Contributing to pylivy

Thanks for considering contributing to pylivy!

Asking questions and reporting issues

If you have any questions on using pylivy or would like to make a suggestion on improving pylivy, please open an issue on GitHub:

https://github.com/acroz/pylivy/issues

Submitting code changes

Before opening a PR, have a look at the information below on code formatting and tests. Tests will be run automatically on Travis and must pass before a PR can be merged.

Code formatting

Code must be formatted with Black (with a line length of 79, as configured in pyproject.toml), plus pass Flake8 linting and mypy static type checks.

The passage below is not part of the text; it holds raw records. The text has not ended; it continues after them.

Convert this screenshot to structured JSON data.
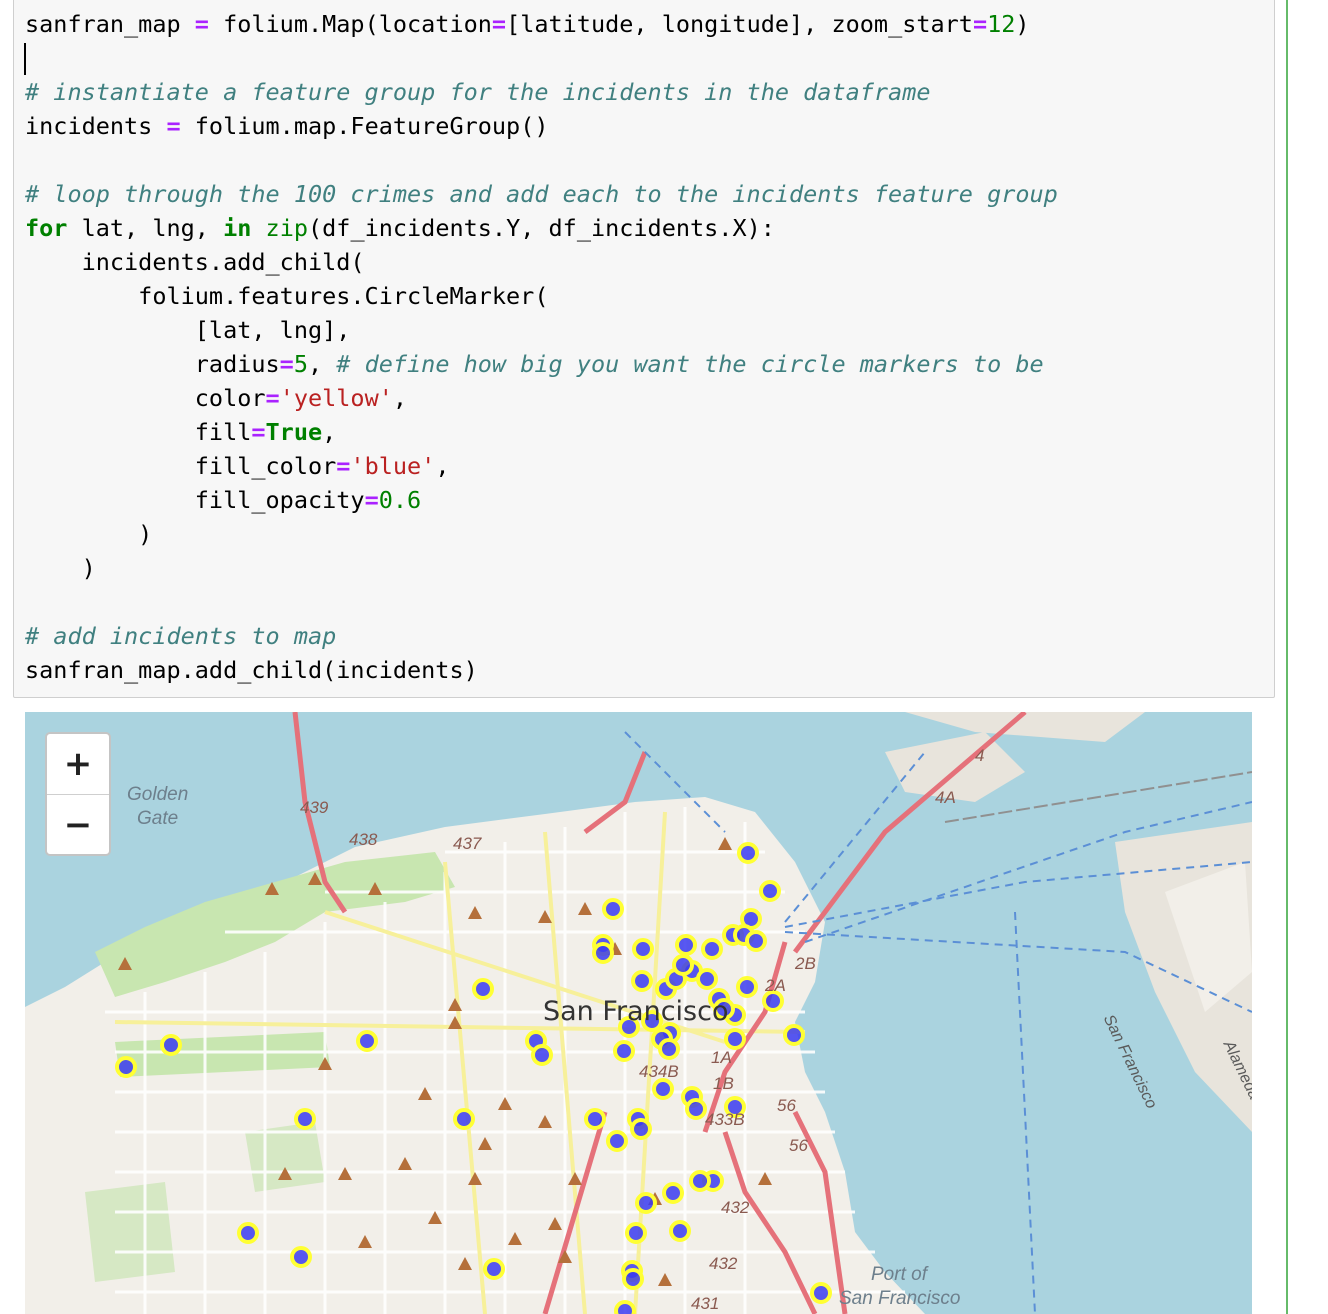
{
  "notebook": {
    "code_lines": [
      [
        {
          "t": "sanfran_map "
        },
        {
          "t": "=",
          "c": "op"
        },
        {
          "t": " folium.Map(location"
        },
        {
          "t": "=",
          "c": "op"
        },
        {
          "t": "[latitude, longitude], zoom_start"
        },
        {
          "t": "=",
          "c": "op"
        },
        {
          "t": "12",
          "c": "num"
        },
        {
          "t": ")"
        }
      ],
      [],
      [
        {
          "t": "# instantiate a feature group for the incidents in the dataframe",
          "c": "cm"
        }
      ],
      [
        {
          "t": "incidents "
        },
        {
          "t": "=",
          "c": "op"
        },
        {
          "t": " folium.map.FeatureGroup()"
        }
      ],
      [],
      [
        {
          "t": "# loop through the 100 crimes and add each to the incidents feature group",
          "c": "cm"
        }
      ],
      [
        {
          "t": "for",
          "c": "kw"
        },
        {
          "t": " lat, lng, "
        },
        {
          "t": "in",
          "c": "kw"
        },
        {
          "t": " "
        },
        {
          "t": "zip",
          "c": "bi"
        },
        {
          "t": "(df_incidents.Y, df_incidents.X):"
        }
      ],
      [
        {
          "t": "    incidents.add_child("
        }
      ],
      [
        {
          "t": "        folium.features.CircleMarker("
        }
      ],
      [
        {
          "t": "            [lat, lng],"
        }
      ],
      [
        {
          "t": "            radius"
        },
        {
          "t": "=",
          "c": "op"
        },
        {
          "t": "5",
          "c": "num"
        },
        {
          "t": ", "
        },
        {
          "t": "# define how big you want the circle markers to be",
          "c": "cm"
        }
      ],
      [
        {
          "t": "            color"
        },
        {
          "t": "=",
          "c": "op"
        },
        {
          "t": "'yellow'",
          "c": "str"
        },
        {
          "t": ","
        }
      ],
      [
        {
          "t": "            fill"
        },
        {
          "t": "=",
          "c": "op"
        },
        {
          "t": "True",
          "c": "kw"
        },
        {
          "t": ","
        }
      ],
      [
        {
          "t": "            fill_color"
        },
        {
          "t": "=",
          "c": "op"
        },
        {
          "t": "'blue'",
          "c": "str"
        },
        {
          "t": ","
        }
      ],
      [
        {
          "t": "            fill_opacity"
        },
        {
          "t": "=",
          "c": "op"
        },
        {
          "t": "0.6",
          "c": "num"
        }
      ],
      [
        {
          "t": "        )"
        }
      ],
      [
        {
          "t": "    )"
        }
      ],
      [],
      [
        {
          "t": "# add incidents to map",
          "c": "cm"
        }
      ],
      [
        {
          "t": "sanfran_map.add_child(incidents)"
        }
      ]
    ]
  },
  "map": {
    "zoom_in_label": "+",
    "zoom_out_label": "−",
    "city_label": "San Francisco",
    "place_labels": {
      "golden": "Golden",
      "gate": "Gate",
      "port_of": "Port of",
      "port_sf": "San Francisco",
      "sf_airport": "San Francisco",
      "alameda": "Alameda"
    },
    "highway_labels": {
      "h439": "439",
      "h438": "438",
      "h437": "437",
      "h4": "4",
      "h4a": "4A",
      "h2b": "2B",
      "h2a": "2A",
      "h1a": "1A",
      "h1b": "1B",
      "h434b": "434B",
      "h433b": "433B",
      "h56a": "56",
      "h56b": "56",
      "h432a": "432",
      "h432b": "432",
      "h431": "431"
    },
    "colors": {
      "water": "#aad3df",
      "land": "#f2efe9",
      "park": "#c8e6b0",
      "marker_stroke": "#ffff33",
      "marker_fill": "#3b3bf0",
      "cell_border": "#66bb6a"
    }
  }
}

It’s recommend that you configure your editor to autoformat your code with Black and to highlight any Flake8 or mypy errors. This will help you catch them early and avoid disappointment when the tests are run later!

Running tests

pylivy includes two types of code tests; unit tests and integration tests. The unit tests test individual classes of the code base, while the integration tests verify the behaviour of the library against an actual running Livy server.

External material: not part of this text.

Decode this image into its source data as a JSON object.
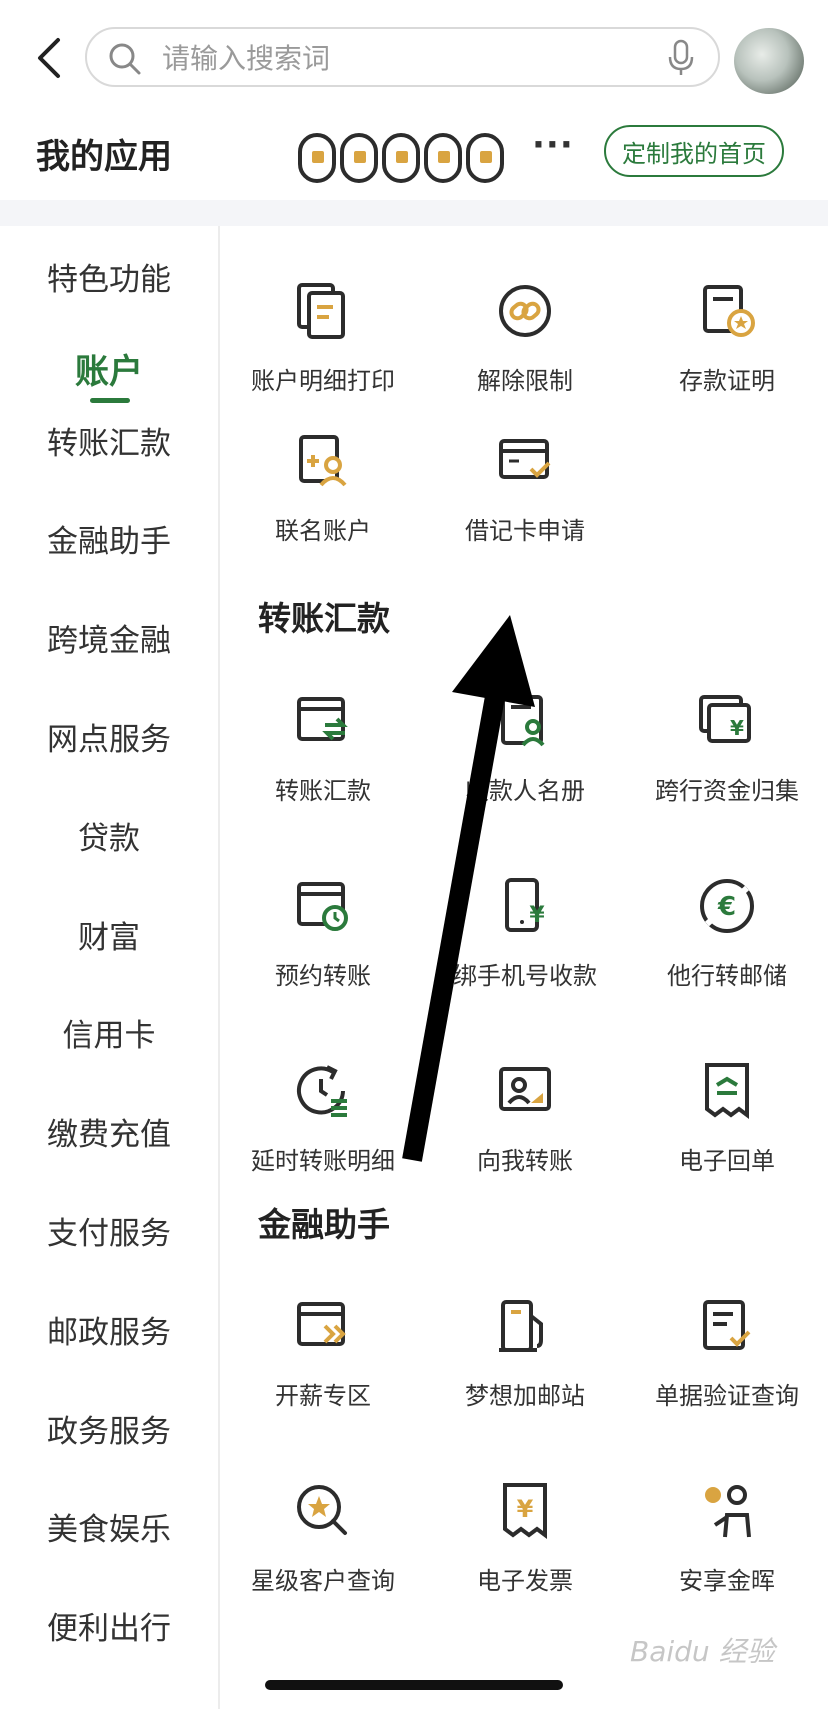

To run the unit tests, which run quickly and do not require a Livy server to be running, first install tox (a Python testing tool) if you do not already have it:

pip install tox

then run:

tox -e py37

tox will build the project into a package, prepare a Python virtual environment with additional test dependencies, and execute the tests. You can also run tests against Python 3.6 by replacing py37 with py36 in the above command.

To run integration tests, you need to first start a Livy server to test against. For this purpose, I’ve prepared a Docker image that runs a basic Livy setup. To run it:

docker run --publish 8998:8998 acroz/livy

Then, in a separate shell, run the integration tests:

tox -e py37-integration

Again, you can replace py37 with py36 to change the Python version used.

Adding tests

Any new contributions to the library should include appropriate tests, possibly including unit tests, integration tests, or both. Please get in touch by opening an issue if you’d like to discuss what makes sense.

Both unit tests and integration tests are written with the pytest testing framework. If you’re not familiar with it, I suggest having a look at their extensive documentation and examples first.